Kierab no debía llorar frente a nadie, debía ser fuerte, debía ser el rey que necesitaba su gente, no había tiempo que perder en la tristeza. Apenas lloró sobre su ataúd, y nada más. Pero lo que él quería era llorar frente a alguien y ser consolado. Cómo todos los humanos deseamos alguna vez.
Y alguien a quien apreciaba, que también estaba solo en este mundo, que podía entender, estaba parado a su lado. Su esclavo.
Sabía que el rey quería ser consolado, por lo que dijo con voz suave mientras Kierab lloraba:
—La tristeza no se irá nunca, pero será más ligera con el tiempo. No está solo, estaré a su lado hasta que usted lo desee. No sé si eso baste, pero es lo único que puedo darle.
Kierab contuvo sus sollozos y asintió en agradecimiento. Lloró hasta que se quedó sin lágrimas, pero con la compañía de alguien. Confío en sus palabras y las grabó en su corazón.
"Pronto, todo será más ligero"
Nadie se sorprendió por la desaparición del rey, suponían su estado de ánimo. Lo último que quería hacer era estar en una fiesta, por lo que el banquete terminó antes de la media noche.
Kierab no volvió al salón, y en cambio fue a su nueva habitación, se quitó toda esa ropa ostentosa con la ayuda de su esclavo y se dio un largo baño.
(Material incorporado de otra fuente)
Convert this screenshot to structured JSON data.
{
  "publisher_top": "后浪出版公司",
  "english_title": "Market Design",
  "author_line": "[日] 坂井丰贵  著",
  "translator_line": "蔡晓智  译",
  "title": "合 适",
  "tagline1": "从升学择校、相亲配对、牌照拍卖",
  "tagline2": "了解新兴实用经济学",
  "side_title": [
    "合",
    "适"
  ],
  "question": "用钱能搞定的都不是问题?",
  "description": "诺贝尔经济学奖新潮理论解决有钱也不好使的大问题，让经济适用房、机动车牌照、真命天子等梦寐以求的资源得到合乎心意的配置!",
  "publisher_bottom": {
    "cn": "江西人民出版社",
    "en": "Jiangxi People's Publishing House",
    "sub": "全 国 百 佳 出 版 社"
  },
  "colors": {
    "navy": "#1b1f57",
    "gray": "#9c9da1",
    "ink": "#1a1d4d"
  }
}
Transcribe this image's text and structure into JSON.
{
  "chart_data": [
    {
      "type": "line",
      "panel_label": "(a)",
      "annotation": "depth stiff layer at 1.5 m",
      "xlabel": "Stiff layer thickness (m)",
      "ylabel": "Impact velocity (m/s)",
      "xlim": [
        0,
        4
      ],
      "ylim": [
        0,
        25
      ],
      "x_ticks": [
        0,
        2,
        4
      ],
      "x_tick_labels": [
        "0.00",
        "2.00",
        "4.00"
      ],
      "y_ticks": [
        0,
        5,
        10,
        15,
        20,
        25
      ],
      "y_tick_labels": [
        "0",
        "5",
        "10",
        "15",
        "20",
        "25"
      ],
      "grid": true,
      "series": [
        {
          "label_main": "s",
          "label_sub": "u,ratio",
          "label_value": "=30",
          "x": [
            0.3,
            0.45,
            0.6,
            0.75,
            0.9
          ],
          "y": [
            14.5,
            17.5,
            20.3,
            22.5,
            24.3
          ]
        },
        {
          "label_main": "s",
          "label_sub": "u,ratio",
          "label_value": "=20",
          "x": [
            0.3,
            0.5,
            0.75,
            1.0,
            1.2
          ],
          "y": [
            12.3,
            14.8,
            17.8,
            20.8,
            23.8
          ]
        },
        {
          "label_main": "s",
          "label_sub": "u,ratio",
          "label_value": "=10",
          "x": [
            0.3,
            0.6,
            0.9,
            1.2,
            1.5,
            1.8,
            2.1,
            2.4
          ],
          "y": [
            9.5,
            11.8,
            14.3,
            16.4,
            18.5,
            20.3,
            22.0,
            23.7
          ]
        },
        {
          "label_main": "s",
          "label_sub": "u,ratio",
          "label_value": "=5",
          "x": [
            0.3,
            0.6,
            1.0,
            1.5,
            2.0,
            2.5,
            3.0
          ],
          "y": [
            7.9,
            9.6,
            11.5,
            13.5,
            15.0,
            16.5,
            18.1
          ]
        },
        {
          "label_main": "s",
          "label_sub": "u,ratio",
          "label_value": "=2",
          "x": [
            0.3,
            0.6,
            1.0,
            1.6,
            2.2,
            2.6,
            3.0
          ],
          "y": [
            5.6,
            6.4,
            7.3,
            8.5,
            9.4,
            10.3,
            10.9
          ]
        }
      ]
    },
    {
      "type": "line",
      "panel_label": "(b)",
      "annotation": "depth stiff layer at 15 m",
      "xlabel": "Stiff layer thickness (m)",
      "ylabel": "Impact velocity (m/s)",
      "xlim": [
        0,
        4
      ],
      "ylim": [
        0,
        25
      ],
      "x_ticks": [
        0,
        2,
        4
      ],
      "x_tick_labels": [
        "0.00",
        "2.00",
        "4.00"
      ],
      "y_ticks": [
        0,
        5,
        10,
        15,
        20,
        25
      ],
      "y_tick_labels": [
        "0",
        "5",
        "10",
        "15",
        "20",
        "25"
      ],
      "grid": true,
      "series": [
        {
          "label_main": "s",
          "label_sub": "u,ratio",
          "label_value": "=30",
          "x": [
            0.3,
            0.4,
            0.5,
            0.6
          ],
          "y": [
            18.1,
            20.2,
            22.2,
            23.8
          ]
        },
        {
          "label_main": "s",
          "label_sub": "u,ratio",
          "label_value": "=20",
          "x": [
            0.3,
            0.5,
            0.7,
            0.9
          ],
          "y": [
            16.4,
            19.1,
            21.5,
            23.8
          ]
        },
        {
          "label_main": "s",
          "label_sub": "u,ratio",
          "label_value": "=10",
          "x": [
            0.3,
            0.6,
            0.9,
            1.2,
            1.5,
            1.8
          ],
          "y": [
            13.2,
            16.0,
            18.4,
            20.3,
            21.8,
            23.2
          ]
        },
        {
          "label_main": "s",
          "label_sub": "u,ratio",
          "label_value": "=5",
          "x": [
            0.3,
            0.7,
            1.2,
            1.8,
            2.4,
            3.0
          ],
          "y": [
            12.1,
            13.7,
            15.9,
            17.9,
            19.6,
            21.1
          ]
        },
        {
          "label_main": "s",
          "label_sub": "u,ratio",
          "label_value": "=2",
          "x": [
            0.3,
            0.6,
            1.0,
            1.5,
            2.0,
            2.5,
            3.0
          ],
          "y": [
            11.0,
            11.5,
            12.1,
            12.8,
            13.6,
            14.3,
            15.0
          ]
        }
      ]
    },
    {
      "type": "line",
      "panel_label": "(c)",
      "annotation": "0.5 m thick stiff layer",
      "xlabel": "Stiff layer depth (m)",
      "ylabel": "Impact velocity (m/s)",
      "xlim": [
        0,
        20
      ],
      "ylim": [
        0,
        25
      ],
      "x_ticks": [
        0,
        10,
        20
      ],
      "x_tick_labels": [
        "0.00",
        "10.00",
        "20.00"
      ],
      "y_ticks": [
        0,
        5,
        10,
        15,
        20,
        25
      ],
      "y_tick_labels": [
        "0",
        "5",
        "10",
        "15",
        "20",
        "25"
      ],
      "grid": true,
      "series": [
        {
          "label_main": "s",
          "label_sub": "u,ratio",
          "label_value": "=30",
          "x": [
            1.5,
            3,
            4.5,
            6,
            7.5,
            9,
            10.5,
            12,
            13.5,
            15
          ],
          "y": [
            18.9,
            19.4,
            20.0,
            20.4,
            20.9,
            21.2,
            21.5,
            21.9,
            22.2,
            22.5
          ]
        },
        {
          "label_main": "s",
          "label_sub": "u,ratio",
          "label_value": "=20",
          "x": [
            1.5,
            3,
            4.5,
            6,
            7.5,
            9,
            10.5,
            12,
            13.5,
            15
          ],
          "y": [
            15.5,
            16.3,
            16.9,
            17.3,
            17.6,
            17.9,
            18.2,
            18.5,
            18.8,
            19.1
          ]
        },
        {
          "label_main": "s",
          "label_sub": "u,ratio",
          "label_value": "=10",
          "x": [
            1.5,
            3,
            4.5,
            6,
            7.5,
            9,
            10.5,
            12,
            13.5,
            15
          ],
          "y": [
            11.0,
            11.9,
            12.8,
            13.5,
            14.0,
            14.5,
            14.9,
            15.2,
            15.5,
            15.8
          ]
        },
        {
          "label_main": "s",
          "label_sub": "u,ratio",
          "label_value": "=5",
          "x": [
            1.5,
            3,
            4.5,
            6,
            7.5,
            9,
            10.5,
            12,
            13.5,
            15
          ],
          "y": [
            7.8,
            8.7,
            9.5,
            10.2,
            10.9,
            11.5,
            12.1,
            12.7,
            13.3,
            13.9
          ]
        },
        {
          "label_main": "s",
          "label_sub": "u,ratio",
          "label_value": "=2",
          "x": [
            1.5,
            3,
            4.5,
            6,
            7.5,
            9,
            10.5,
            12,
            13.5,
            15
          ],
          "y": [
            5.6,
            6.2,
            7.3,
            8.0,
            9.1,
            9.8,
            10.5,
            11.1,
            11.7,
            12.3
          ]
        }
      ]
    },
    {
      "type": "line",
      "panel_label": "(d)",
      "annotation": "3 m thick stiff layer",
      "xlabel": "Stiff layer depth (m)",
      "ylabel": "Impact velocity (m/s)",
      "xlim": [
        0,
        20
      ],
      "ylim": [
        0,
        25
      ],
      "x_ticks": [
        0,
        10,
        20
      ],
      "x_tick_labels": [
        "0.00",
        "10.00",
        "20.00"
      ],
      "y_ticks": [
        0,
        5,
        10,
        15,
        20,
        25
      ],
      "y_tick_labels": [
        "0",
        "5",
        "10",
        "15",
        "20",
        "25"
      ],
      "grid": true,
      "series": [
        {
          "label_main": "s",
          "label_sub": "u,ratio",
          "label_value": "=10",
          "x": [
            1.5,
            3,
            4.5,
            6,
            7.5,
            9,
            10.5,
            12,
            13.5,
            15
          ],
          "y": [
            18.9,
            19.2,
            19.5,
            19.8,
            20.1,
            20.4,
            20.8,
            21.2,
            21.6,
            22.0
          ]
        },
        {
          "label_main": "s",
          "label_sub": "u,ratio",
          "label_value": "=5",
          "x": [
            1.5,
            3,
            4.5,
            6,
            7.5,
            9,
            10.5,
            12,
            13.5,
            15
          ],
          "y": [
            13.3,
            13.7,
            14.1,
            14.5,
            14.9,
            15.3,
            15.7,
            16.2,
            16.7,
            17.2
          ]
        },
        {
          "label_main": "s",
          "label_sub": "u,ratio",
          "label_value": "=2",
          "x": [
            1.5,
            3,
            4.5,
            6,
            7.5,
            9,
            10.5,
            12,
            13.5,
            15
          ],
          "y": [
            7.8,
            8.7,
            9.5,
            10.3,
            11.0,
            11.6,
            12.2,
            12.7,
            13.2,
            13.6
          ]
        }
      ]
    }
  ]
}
Esa noche era la noche de su boda, pero nadie se atrevió a decir algo al respecto. Comprendían el estado del rey, por lo que Fa'ya no le exigió nada ni fue a su habitación, como era la costumbre.
La reina lo visitaba y pasaban la noche, durmiendo juntos hasta el día siguiente.
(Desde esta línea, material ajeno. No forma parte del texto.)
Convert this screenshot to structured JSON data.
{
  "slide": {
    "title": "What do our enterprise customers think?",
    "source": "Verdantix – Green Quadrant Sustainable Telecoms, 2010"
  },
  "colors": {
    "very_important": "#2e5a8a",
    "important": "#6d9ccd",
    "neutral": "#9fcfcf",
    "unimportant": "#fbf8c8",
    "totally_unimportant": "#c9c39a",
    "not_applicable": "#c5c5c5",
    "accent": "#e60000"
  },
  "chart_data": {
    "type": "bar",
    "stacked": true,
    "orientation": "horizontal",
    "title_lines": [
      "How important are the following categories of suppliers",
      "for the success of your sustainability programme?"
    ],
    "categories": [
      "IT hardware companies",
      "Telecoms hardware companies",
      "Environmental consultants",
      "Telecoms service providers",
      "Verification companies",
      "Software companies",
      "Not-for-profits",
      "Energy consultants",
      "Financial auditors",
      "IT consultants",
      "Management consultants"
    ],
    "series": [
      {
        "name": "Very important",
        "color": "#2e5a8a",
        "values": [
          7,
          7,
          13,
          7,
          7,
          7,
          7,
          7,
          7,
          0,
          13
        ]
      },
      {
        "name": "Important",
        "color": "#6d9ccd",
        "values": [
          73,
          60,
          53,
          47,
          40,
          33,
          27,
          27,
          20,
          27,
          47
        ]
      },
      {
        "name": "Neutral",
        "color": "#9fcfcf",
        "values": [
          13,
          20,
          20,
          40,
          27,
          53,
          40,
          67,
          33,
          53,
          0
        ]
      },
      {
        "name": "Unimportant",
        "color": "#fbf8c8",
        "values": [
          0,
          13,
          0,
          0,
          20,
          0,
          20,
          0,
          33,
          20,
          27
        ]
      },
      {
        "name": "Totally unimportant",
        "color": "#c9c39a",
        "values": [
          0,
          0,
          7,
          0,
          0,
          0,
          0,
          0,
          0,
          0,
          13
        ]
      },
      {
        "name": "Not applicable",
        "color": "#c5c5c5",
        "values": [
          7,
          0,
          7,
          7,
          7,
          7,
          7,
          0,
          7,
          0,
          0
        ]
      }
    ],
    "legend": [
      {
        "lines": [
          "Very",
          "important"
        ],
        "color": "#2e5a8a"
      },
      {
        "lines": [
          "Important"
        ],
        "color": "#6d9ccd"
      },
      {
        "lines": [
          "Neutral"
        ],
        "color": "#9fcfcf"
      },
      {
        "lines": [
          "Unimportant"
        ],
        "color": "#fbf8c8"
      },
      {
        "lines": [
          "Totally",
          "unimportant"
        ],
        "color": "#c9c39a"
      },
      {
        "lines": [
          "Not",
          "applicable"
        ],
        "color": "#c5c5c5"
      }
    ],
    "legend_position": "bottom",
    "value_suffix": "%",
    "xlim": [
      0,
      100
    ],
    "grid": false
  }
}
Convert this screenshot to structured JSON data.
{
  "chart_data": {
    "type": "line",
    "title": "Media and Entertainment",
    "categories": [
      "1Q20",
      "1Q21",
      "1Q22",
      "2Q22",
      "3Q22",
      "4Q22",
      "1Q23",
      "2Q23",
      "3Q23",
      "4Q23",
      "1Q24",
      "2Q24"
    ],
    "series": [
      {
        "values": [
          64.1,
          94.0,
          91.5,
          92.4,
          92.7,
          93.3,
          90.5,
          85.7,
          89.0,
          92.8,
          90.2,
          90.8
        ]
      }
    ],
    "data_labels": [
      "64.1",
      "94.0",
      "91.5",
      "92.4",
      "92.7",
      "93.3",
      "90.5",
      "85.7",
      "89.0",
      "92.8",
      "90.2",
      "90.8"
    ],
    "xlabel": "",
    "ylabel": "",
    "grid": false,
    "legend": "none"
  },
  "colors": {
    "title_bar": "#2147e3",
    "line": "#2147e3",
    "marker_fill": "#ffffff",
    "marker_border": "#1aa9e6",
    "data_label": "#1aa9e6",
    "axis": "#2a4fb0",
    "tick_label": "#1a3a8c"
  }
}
Los Reyes no dormían en la misma habitación, así que ambos debían visitarse cada vez que quisieran estar con el otro. Costumbre que nació de una leyenda antigua basada en los dioses. Un ritual bastante romántico para todos.
Pero Kierab no pensó ni un segundo en eso y se metió en la cama, cansado y con deseos de dormir.
—También debes estar cansado. Apaga las luces y ve a dormir—musitó Kierab.
—Gracias majestad. Descanse.
Terminó de poner el incienso y apagó las velas. Caminó hacia una pequeña puerta, escondida en el lado izquierda de la habitación y entro ahí. Su dormitorio.
Un lugar donde sólo cabía una cama, un mueble y una pequeña tina.
Se aseó un poco antes de ir a dormir, pensando en cómo el rey lloró frente suyo.
Un acto tan vergonzoso para algunos, y una muestra de debilidad para muchos.
Cerró los ojos y se prometió a sí mismo ayudar al rey, hasta que no pueda más.
Un juramento que hacía desde lo más profundo de su ser.